On the nature of pain and emotions
I was thinking we could come up with more words for feelings and I decided to think about pain and in effect pleasure because of its seemingly false face.
By that I mean that pleasure and pain normally seem like a dichotomy, but I think it's a continous scale, or maybe not even that and not even a scale at all. Maybe there's just one or the other, if there's only pain, then less pain would seem like pleasure. How can we tell?
Off the top of my head I can think of several different kinds of pain, all distinct from each other. One is the type of pain you get with a headache, which is much different than a "sharp" pain from getting cut. One that seems even more different is the type of pain you get when you are normally active, but have been unable to exercise recently, and then the pain of exercising itself that still feels good in some way and then again after that, the pain of exhaustion where your joints and muscles ache but it feels so good.
A really really funny moment or joke can almost be described as a pain as well considering you feel the need to (laugh) repeatedly bellow until youre gasping for air, something that would be more akin to choking. You want to laugh so bad it hurts.
Or what about the pain that comes when you love someone so much?
Could pain and pleasure be the same, just in slightly different masks? Or are they completly seperate and not even on the same scale, both equally necessary for happiness?

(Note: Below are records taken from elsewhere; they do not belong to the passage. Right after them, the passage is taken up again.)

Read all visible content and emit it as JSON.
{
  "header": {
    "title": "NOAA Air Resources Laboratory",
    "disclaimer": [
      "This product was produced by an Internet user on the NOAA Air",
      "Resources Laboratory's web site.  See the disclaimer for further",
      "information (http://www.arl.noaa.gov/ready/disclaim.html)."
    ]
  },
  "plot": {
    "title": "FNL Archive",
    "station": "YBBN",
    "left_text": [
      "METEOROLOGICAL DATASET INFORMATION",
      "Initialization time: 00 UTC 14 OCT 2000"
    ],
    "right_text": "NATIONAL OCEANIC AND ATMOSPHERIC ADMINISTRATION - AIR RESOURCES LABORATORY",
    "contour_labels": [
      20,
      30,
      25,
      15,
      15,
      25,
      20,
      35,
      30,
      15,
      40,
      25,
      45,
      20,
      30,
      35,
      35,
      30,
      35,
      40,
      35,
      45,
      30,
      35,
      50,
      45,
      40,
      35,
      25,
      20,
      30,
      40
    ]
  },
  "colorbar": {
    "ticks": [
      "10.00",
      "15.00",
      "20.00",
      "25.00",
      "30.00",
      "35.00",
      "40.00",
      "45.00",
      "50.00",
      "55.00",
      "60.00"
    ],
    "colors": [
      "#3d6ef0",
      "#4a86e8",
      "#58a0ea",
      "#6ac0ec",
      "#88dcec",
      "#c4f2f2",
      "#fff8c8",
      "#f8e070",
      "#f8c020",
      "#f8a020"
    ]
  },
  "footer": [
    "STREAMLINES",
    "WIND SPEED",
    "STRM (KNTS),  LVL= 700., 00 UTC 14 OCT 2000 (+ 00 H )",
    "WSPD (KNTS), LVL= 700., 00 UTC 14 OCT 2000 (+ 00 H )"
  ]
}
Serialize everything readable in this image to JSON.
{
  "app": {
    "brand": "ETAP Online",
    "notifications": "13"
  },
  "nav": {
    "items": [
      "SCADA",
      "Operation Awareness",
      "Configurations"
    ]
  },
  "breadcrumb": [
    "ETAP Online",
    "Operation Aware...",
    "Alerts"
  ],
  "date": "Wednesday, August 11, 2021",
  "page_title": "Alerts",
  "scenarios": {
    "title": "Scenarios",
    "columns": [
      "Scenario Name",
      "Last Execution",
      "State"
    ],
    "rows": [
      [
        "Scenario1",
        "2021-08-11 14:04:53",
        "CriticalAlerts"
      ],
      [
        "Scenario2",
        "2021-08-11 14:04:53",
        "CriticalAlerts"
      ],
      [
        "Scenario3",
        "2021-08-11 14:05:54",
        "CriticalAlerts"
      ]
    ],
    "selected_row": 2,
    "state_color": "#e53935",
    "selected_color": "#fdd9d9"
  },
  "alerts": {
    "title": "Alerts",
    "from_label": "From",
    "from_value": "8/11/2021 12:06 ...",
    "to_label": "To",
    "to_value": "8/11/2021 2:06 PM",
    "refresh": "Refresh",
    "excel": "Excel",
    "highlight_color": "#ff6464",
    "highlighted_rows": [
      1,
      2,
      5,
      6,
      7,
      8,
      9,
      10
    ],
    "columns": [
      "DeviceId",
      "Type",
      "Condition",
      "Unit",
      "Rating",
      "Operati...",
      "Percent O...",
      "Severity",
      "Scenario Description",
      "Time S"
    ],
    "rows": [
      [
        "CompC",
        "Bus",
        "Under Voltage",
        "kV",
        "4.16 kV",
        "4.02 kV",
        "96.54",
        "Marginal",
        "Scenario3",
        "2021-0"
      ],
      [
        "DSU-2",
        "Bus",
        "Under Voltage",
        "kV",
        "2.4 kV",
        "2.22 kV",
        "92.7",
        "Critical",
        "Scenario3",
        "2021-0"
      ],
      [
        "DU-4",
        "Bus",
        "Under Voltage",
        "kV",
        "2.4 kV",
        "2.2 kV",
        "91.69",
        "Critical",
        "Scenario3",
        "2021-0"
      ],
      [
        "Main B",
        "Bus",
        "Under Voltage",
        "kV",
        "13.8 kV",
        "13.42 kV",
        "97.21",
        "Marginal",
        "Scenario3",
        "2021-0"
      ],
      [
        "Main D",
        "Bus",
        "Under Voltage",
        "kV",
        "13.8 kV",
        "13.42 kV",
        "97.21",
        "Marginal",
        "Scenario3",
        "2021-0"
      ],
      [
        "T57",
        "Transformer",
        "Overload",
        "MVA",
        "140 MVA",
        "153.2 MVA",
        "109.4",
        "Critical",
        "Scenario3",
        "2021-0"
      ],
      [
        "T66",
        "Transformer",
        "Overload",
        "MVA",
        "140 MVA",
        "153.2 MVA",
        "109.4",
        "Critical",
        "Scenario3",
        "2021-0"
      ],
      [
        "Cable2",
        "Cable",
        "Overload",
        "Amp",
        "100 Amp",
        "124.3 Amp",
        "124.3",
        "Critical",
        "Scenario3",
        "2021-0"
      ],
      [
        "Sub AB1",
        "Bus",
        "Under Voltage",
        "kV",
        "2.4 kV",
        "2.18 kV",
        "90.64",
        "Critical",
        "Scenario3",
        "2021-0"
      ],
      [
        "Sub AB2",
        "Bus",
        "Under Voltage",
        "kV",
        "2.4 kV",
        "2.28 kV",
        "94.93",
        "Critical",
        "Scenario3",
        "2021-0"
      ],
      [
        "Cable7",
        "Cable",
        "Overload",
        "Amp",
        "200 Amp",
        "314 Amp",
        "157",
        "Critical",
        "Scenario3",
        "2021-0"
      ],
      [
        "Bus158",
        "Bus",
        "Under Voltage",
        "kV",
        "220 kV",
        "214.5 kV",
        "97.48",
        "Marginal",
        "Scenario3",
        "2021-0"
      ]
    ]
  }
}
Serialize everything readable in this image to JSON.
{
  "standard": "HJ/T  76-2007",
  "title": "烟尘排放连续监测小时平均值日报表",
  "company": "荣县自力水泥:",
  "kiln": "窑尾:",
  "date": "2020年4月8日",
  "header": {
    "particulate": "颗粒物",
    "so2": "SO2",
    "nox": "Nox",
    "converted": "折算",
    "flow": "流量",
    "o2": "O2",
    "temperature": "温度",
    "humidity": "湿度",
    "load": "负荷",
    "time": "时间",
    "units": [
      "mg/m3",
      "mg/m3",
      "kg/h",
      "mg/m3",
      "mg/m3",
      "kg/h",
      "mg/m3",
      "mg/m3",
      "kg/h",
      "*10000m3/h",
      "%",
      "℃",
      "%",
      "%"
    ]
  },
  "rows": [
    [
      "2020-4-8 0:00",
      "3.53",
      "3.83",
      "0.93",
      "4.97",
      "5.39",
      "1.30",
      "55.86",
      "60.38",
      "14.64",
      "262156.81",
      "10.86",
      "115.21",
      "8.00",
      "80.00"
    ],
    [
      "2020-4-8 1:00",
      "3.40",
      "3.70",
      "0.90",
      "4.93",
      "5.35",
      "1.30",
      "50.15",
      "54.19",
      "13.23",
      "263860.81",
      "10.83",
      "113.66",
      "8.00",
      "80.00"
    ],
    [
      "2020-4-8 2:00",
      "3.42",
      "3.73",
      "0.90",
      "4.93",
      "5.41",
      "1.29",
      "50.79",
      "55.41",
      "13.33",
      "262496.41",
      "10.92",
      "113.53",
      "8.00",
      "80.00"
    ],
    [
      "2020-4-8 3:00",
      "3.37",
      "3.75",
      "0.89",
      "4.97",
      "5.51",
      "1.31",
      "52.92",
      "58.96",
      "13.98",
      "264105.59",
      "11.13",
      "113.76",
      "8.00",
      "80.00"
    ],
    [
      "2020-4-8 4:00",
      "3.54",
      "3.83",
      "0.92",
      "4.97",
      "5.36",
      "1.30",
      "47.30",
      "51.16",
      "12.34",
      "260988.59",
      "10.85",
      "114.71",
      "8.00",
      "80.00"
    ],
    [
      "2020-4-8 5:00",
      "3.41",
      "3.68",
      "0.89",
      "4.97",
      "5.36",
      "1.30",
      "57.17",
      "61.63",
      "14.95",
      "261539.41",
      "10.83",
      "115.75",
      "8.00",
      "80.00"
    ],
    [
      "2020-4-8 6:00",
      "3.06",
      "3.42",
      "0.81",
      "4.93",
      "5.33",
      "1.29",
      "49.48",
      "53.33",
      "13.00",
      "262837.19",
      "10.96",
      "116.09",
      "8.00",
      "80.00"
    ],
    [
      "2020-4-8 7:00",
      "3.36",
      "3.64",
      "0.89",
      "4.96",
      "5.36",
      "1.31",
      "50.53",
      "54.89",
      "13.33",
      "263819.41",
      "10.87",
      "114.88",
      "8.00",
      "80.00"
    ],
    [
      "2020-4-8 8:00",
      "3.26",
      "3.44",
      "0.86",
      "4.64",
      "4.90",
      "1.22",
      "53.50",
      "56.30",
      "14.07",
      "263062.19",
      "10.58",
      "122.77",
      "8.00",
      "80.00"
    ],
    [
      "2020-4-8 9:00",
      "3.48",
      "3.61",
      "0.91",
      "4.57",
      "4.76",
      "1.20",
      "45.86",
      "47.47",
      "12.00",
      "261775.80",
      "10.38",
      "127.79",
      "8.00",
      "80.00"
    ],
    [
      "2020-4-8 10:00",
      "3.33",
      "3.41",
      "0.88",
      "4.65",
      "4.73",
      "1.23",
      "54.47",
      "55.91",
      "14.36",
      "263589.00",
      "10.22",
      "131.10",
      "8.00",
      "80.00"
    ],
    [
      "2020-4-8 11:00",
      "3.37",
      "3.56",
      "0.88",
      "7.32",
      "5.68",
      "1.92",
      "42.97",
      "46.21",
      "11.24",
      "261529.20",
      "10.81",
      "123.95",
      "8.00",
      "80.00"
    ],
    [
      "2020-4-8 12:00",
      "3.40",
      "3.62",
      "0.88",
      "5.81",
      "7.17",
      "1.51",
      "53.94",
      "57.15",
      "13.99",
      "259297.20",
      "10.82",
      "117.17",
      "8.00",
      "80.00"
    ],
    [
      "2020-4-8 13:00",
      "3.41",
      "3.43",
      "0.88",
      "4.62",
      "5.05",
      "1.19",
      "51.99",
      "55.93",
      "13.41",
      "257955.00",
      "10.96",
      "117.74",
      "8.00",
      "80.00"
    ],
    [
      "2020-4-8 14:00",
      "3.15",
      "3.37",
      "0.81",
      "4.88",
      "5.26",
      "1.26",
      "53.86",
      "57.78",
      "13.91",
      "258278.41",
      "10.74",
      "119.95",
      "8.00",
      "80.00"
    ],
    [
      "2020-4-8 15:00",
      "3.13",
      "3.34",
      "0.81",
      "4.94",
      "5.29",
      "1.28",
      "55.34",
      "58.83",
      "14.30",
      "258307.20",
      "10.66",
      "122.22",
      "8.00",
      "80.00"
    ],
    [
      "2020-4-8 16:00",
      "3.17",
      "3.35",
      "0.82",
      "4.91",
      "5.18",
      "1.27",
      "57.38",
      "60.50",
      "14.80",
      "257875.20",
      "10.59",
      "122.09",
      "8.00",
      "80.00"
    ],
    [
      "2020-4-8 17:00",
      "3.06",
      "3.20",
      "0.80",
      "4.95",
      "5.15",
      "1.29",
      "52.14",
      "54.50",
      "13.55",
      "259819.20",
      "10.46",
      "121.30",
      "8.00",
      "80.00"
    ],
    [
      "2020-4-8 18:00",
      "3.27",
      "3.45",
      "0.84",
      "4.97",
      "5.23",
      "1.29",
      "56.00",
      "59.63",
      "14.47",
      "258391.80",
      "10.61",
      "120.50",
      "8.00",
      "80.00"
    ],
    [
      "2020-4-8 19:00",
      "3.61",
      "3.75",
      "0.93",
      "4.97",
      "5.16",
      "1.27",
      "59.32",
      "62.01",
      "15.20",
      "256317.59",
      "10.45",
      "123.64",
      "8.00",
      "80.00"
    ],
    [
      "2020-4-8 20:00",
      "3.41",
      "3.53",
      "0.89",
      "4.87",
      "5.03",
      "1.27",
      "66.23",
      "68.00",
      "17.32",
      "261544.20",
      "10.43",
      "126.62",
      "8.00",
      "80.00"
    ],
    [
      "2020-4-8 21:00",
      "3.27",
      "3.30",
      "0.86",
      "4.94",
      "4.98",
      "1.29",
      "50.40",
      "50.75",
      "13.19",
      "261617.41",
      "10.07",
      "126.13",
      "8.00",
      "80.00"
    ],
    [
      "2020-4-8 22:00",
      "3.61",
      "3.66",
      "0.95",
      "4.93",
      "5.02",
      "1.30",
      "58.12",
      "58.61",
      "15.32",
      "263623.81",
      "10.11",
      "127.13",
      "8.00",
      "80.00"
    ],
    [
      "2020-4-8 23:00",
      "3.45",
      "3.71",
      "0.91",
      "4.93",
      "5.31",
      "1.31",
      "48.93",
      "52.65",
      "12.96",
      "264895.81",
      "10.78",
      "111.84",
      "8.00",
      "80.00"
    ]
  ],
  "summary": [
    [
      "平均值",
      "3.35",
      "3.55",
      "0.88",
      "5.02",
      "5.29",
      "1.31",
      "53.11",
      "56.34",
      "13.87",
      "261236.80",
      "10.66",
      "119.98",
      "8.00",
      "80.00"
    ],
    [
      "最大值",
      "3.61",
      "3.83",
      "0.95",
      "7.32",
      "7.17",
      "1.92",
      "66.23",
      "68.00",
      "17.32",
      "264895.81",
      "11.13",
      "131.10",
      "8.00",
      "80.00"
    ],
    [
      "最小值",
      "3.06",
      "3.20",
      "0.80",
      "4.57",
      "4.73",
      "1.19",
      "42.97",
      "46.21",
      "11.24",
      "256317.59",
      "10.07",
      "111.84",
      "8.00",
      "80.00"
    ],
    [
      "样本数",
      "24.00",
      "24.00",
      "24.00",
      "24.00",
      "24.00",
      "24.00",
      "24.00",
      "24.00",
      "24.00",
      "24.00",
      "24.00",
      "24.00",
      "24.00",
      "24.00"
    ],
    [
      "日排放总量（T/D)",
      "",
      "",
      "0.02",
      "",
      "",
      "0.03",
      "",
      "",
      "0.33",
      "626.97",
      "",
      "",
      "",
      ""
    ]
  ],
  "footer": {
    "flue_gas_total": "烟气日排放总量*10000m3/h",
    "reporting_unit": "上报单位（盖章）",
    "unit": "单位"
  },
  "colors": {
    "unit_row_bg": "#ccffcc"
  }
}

If all of life is pain, how could we tell if we have no base to compare non pain to? What about other emotions like fear and anger? Can those be reduced to a certain type of pain? Can we reduce all of life's emotions to one thing...either lack of pain and pain, or pleasure and lack of pleasure? Do we need more words for unique emotions or less words to see the truth, that we really only feel one thing and it only varies in intensity?
For instance, perhaps all those emotions not normally directly associated with pain or pleasure are really cognitive devices that produce behavior. So you feel pain in one situation and become angry because the circumstances trigger a primal response that is what we think of as anger. But really you are just feeling pain in the category of anger which could just as easily be fear except for the situation.